Yes, it appears we can handle uclibc the same way

Uclibc-ng supports SSP in the library itself, so use of GCC_LIBSSP can 
eliminated. I'll do some testing ...

config UCLIBC_HAS_SSP
        bool "Support for GCC stack smashing protector"
        depends on !HAVE_NO_SSP
        help
          Add code to support GCC's -fstack-protector[-all] option to uClibc.
          This requires GCC 4.1 or newer.  GCC does not have to provide libssp,
          the needed functions are added to ldso/libc instead.

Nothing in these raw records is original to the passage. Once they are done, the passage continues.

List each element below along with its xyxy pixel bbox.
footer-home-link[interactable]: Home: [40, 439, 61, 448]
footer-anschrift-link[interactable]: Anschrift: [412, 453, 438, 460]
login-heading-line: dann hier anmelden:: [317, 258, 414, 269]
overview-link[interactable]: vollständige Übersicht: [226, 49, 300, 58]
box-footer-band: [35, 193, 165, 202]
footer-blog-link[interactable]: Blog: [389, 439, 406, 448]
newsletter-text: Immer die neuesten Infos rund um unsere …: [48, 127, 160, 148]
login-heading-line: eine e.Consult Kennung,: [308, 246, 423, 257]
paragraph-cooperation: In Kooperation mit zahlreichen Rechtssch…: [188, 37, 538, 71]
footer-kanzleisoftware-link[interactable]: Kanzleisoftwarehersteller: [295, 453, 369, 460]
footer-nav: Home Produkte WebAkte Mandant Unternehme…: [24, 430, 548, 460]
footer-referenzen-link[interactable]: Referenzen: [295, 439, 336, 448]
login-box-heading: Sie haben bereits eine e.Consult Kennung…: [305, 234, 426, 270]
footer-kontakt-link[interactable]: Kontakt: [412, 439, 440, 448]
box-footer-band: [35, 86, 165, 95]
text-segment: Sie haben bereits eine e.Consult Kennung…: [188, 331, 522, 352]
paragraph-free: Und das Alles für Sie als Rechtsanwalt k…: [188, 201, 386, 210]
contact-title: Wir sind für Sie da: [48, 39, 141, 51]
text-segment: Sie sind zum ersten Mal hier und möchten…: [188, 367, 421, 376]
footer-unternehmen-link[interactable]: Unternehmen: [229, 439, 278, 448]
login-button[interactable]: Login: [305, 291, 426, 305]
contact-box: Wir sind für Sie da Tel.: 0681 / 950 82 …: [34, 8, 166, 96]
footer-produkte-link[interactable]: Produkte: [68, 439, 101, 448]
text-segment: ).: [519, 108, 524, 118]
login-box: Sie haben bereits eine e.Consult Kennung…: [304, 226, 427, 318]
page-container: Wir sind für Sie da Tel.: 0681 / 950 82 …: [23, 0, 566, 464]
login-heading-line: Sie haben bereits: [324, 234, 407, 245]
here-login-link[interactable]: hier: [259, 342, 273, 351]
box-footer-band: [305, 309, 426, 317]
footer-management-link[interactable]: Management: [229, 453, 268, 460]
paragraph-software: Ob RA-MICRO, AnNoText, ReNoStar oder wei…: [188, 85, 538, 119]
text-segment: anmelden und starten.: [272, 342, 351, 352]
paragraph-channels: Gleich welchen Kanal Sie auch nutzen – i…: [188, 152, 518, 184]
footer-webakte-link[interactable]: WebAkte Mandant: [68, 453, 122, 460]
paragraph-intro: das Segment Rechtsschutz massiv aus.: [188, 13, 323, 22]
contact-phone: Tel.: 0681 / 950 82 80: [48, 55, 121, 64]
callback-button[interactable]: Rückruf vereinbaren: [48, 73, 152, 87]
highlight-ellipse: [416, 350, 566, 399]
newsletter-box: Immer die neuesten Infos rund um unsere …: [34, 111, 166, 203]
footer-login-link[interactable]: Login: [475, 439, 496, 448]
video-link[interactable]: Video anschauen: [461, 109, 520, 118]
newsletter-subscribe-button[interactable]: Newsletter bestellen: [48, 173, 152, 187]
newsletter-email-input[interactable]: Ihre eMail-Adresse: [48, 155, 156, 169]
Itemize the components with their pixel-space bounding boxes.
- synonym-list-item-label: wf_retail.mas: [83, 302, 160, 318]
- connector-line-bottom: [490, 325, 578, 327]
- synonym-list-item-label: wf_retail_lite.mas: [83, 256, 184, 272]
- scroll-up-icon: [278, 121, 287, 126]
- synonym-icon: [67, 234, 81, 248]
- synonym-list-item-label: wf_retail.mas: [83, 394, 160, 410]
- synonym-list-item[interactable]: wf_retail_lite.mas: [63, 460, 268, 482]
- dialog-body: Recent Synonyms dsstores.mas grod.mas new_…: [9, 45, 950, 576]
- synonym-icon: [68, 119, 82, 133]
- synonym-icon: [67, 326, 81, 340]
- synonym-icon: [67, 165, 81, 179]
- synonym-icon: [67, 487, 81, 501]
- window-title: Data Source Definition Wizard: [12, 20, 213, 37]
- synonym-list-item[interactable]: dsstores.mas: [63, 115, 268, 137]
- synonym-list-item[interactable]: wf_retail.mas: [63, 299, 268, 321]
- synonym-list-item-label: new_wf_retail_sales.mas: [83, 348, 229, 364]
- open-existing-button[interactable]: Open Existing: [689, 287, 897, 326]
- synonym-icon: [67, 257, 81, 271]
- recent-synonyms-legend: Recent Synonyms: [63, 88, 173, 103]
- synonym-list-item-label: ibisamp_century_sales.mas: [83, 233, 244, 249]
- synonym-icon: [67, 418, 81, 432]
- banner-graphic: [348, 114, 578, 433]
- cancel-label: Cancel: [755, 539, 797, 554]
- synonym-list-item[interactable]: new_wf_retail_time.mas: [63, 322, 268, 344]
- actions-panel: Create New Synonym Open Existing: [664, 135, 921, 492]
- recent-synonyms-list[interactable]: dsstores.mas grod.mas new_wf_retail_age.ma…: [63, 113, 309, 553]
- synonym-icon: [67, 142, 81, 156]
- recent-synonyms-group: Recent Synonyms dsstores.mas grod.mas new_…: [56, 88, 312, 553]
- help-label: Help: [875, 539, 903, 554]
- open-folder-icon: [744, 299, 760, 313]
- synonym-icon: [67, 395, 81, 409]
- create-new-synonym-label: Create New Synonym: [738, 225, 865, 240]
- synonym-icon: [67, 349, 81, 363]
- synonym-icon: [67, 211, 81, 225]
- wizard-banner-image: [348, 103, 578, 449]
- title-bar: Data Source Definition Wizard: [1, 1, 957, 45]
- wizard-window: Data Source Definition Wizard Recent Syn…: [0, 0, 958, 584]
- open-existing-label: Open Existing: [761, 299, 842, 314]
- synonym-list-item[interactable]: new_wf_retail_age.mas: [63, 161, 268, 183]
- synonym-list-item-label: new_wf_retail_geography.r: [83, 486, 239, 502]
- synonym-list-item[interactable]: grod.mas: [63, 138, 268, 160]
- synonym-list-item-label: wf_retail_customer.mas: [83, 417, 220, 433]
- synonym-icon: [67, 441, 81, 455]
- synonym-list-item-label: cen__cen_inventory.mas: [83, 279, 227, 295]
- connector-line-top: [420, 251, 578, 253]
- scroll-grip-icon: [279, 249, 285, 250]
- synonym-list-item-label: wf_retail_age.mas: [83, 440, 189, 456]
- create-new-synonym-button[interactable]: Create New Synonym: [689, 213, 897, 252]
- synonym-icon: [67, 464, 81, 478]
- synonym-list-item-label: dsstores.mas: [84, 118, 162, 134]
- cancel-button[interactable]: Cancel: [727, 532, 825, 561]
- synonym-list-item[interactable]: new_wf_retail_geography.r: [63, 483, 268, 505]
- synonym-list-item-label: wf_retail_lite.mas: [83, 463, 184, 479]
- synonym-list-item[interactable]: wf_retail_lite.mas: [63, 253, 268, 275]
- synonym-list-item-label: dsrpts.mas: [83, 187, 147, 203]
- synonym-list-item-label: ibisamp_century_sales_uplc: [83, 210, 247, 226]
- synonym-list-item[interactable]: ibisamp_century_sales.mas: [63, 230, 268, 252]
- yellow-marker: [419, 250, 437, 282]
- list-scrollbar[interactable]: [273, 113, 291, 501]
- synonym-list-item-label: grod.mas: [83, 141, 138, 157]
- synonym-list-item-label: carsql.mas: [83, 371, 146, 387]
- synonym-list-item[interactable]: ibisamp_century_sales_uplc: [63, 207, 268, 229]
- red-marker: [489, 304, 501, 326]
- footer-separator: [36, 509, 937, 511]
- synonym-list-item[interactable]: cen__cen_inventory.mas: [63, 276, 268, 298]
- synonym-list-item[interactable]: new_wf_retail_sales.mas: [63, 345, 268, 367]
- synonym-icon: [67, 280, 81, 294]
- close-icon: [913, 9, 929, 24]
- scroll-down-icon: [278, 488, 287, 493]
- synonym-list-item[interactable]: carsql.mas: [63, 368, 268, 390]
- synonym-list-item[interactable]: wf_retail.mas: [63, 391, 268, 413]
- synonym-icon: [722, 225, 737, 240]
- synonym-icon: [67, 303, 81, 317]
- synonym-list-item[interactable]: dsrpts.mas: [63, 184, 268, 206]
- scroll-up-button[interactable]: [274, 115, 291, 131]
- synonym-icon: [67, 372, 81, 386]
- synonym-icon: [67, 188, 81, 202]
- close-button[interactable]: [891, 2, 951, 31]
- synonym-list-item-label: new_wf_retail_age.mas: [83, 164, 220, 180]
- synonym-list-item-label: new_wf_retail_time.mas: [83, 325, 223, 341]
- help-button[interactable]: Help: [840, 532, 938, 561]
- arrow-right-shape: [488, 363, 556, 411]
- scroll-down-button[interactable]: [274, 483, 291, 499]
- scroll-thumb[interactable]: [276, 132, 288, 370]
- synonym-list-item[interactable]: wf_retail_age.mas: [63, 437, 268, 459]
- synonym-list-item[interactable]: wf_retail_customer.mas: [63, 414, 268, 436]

          GCC's stack protector is a reimplementation of IBM's propolice.
          See http://www.trl.ibm.com/projects/security/ssp/ and
          http://www.linuxfromscratch.org/hints/downloads/files/ssp.txt
          for details.

          Note that NOEXECSTACK on a kernel with address space randomization
          is generally sufficient to prevent most buffer overflow exploits
          without increasing code size.  This option essentially adds debugging
          code to catch them. 

> -----Original Message-----
> From: Hauke Mehrtens [mailto:ha...@hauke-m.de]
> Sent: 24 May 2020 13:33
> To: Ian Cooper <iancoo...@hotmail.com>; openwrt-
> de...@lists.openwrt.org
> Subject: Re: [OpenWrt-Devel] Fix for missing kernel stack-protector in
> x86_64 glibc builds
> 
> 
> Does anyone know if we can handle uclibc the same way? It would be nice to
> reduce the special handling in general.